Friday, July 22, 2011

My Father Hates Me

About a year ago I wrote a post entitled “I Hate My Father”. It was written in reaction to a note which was sent to me. Sadly, in this past year that post has been the most popular of this blog, visited more than any other. People who Google: “I Hate My Father” are regularly referred here, and even if they don’t read my page or get anything out of it, it still saddens me that there are so many people who think that way, or wonder about their feelings that way.

I re-read that page again this morning, and I realized that perhaps there is more to say about the subject. The prior posting emphasized the individual and “what” he was feeling, but perhaps a slightly different look may help him and us see “why” he was feeling. Perhaps why he was feeling that he hated his father is because he felt that his father hated him --- and perhaps he felt that this father had a reason to do so. In a way, some people feel they are defective, and undeserving of love, and so if a parent hates them it is justified. They are wrong. Both that they are defective, and that they are undeserving of love.

It’s important for us to realize why we were created in the first place, to be loved by God. That is the reason He created the world, and everything in it, even you. Imagine a bucket, created specifically to be placed in a river, to capture its waters, and to be always filled with its cool refreshment. God is the river of life, and you are the bucket. But buckets are sometimes abused by those they are entrusted to – our parents, and they can become dented or even get large holes in them. They cannot function as they were made to do. So they keep dipping in the river, and are frustrated or even angry that the water flows out through their holes so rapidly. Life does not appear to offer them happiness. They wish they could fix their holes, but they were not made to do that either. Perhaps even their parents may grow angry with them, forgetting that they are possibly the ones which created the defect.

It may happen that if the bucket continues to dip into the river a piece of wood or a stone may flow into the bucket. It may block somewhat the hole there, and then water will flow out a bit slower. And it will be refreshed for a bit longer period, but it yearns for more. And there may come the day when a large leaf, or even an old newspaper may flow into the bucket and nearly perfectly seal the hole. Something which may have appeared as trash can be used by the river to heal the bucket, to make it stay nearly perfectly filled with the river. Oh, the bucket could seek to capture the perfect trash itself, but the river’s eddies and swirls flow as they will; it is not easy to tame. Nor are the flows of our life.

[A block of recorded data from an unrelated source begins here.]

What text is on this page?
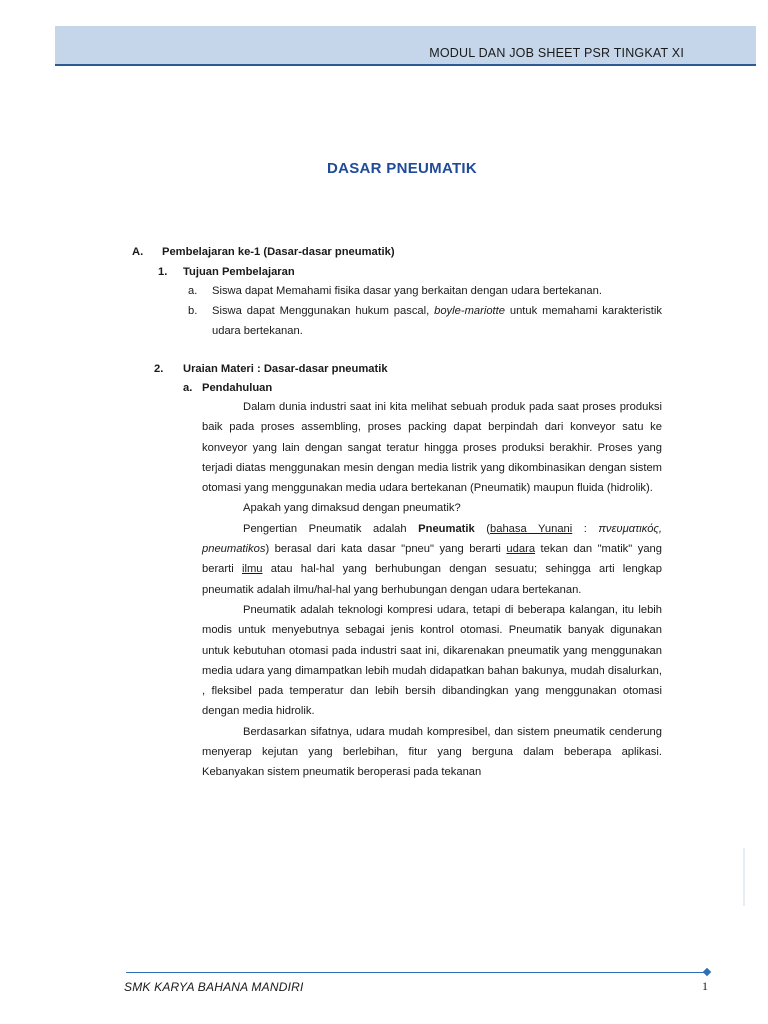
MODUL DAN JOB SHEET PSR TINGKAT XI
DASAR PNEUMATIK
A. Pembelajaran ke-1 (Dasar-dasar pneumatik)
1. Tujuan Pembelajaran
a. Siswa dapat Memahami fisika dasar yang berkaitan dengan udara bertekanan.
b. Siswa dapat Menggunakan hukum pascal, boyle-mariotte untuk memahami karakteristik udara bertekanan.
2. Uraian Materi : Dasar-dasar pneumatik
a. Pendahuluan

Dalam dunia industri saat ini kita melihat sebuah produk pada saat proses produksi baik pada proses assembling, proses packing dapat berpindah dari konveyor satu ke konveyor yang lain dengan sangat teratur hingga proses produksi berakhir. Proses yang terjadi diatas menggunakan mesin dengan media listrik yang dikombinasikan dengan sistem otomasi yang menggunakan media udara bertekanan (Pneumatik) maupun fluida (hidrolik).

Apakah yang dimaksud dengan pneumatik?

Pengertian Pneumatik adalah Pneumatik (bahasa Yunani : πνευματικός, pneumatikos) berasal dari kata dasar "pneu" yang berarti udara tekan dan "matik" yang berarti ilmu atau hal-hal yang berhubungan dengan sesuatu; sehingga arti lengkap pneumatik adalah ilmu/hal-hal yang berhubungan dengan udara bertekanan.

Pneumatik adalah teknologi kompresi udara, tetapi di beberapa kalangan, itu lebih modis untuk menyebutnya sebagai jenis kontrol otomasi. Pneumatik banyak digunakan untuk kebutuhan otomasi pada industri saat ini, dikarenakan pneumatik yang menggunakan media udara yang dimampatkan lebih mudah didapatkan bahan bakunya, mudah disalurkan, , fleksibel pada temperatur dan lebih bersih dibandingkan yang menggunakan otomasi dengan media hidrolik.

Berdasarkan sifatnya, udara mudah kompresibel, dan sistem pneumatik cenderung menyerap kejutan yang berlebihan, fitur yang berguna dalam beberapa aplikasi. Kebanyakan sistem pneumatik beroperasi pada tekanan

SMK KARYA BAHANA MANDIRI	1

God, the river of life, can heal us in His good time. We need to keep dipping into His waters with faith; the healing is there. In the meantime, perhaps we will be healed some --- it is almost inevitable if we persist. And perhaps one day we will find we are filled with something we least expect, which nearly totally heals us, and the river flows into us and we feel almost completely fulfilled, being what we are made to be.

Almost.

But one of the truths of life is that none of us will be totally fulfilled in this life. In at least some small way, every man is defective in this life. Only heaven brings perfection. Now in this life we can focus on the hole in our bucket, how we were damaged in some big or small way, or we can continue to dip ourselves into the river, over and over, confident that our betterment, our little fulfillment lies there. Like buckets, it is what we were made to do.

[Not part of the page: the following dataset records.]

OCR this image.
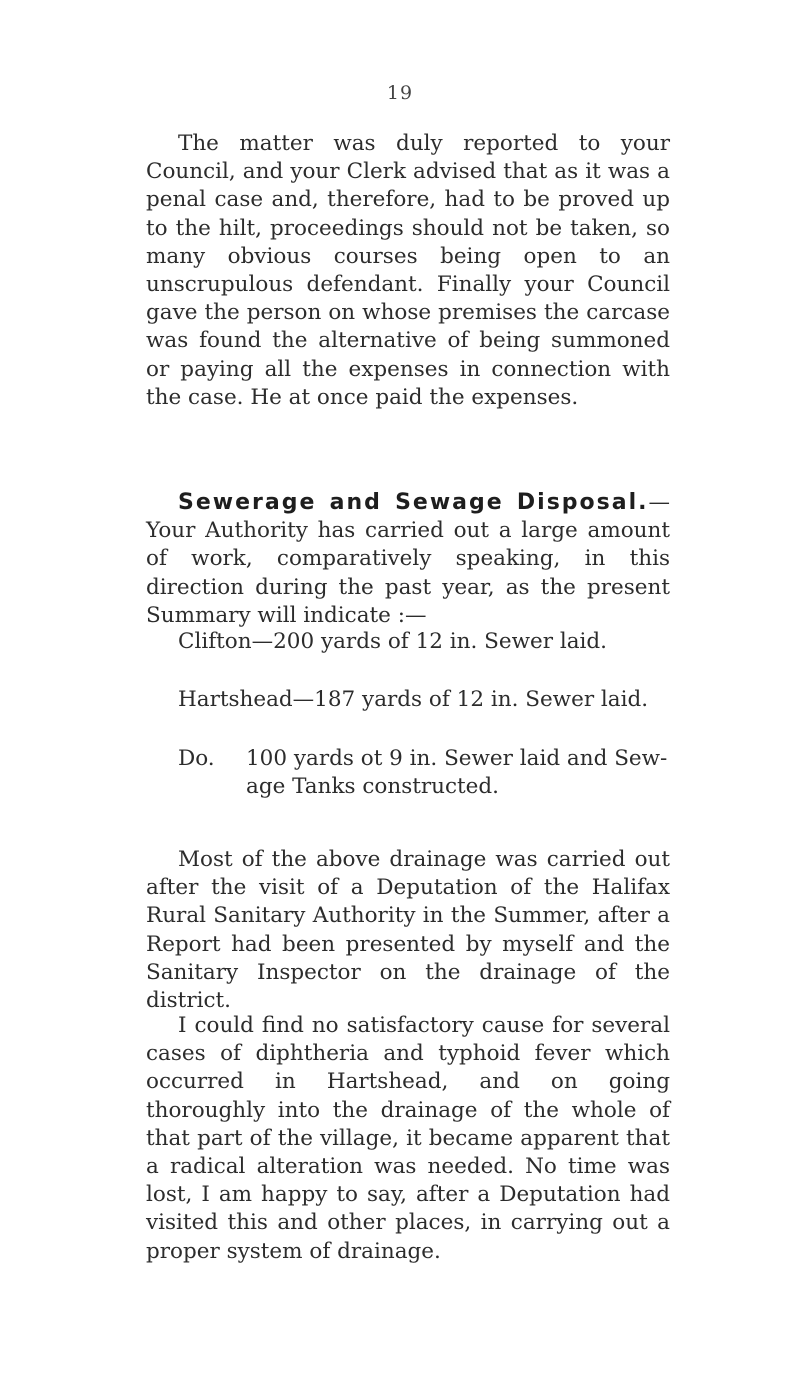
19

The matter was duly reported to your Council, and your Clerk advised that as it was a penal case and, therefore, had to be proved up to the hilt, proceedings should not be taken, so many obvious courses being open to an unscrupulous defendant. Finally your Council gave the person on whose premises the carcase was found the alternative of being summoned or paying all the expenses in connection with the case. He at once paid the expenses.

Sewerage and Sewage Disposal.—Your Authority has carried out a large amount of work, comparatively speaking, in this direction during the past year, as the present Summary will indicate :—

Clifton—200 yards of 12 in. Sewer laid.
Hartshead—187 yards of 12 in. Sewer laid.
Do. 100 yards ot 9 in. Sewer laid and Sew-
age Tanks constructed.

Most of the above drainage was carried out after the visit of a Deputation of the Halifax Rural Sanitary Authority in the Summer, after a Report had been presented by myself and the Sanitary Inspector on the drainage of the district.

I could find no satisfactory cause for several cases of diphtheria and typhoid fever which occurred in Hartshead, and on going thoroughly into the drainage of the whole of that part of the village, it became apparent that a radical alteration was needed. No time was lost, I am happy to say, after a Deputation had visited this and other places, in carrying out a proper system of drainage.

A father who did not make you into the perfect bucket he was tasked to do is something to regret. He failed, although perhaps if he is still in your life he can effect some repairs; he, the bucket’s earthly caretaker, is perhaps better able to do this than anyone else on earth. But if that is not to be, then the bucket still exists. Ruing the father, cursing him, hating him, does not change the lot of the bucket, it only keeps it busy on the shore, when the refreshing waters are flowing nearby, the waters the bucket was made to dip into, the waters which can bring it healing and happiness --- even eternal happiness.

Don’t be focused on the things which will not, which you cannot, change in your life. Be instead, who you were made to be, to the best of your ability. Therein lays your happiness, seeking to do the will of God, capturing the river of His love and graces, which flow there for you, if you would choose to dip in them.

But the choice is yours. Stay on shore and curse the heat and dryness, or join the rest of us defective buckets in the stream. None of us is perfect, and we won’t envy you if you are bigger than us or capture more water than us; there is plenty. And we won’t chastise your imperfection, no matter how big, because we all leak like sieves also.

And who knows, while something odd may flow down the river one day to partially heal you or I, perhaps, just perhaps, the river will push you and I together, and we’ll be surprised to learn that one bucket, of just the right size, will nestle within another, making the perfect seal for the holes in both of them.

Stranger things have happened in the river. Miracles occur there. Do you only remember the birth of Christ as being honored by the three kings, as life being a thing of richness and glory? The lowly shepherds were invited to Jesus’ birthday celebration, too. And an angel told the shepherds: Fear not!

Even the lowliest, the most defective are called into the river of His life and graces; they can be healed. He awaits them. And you.

If you think your father hates you, remember, your Father does not, and He heals all things.

If God is Love, then certainly the devil is hate. And the Love is All-Good, and the hate is all-evil. Remember the prayer Jesus taught us, and pray it sincerely throughout your life: Our Father, …. Deliver us from evil. Amen.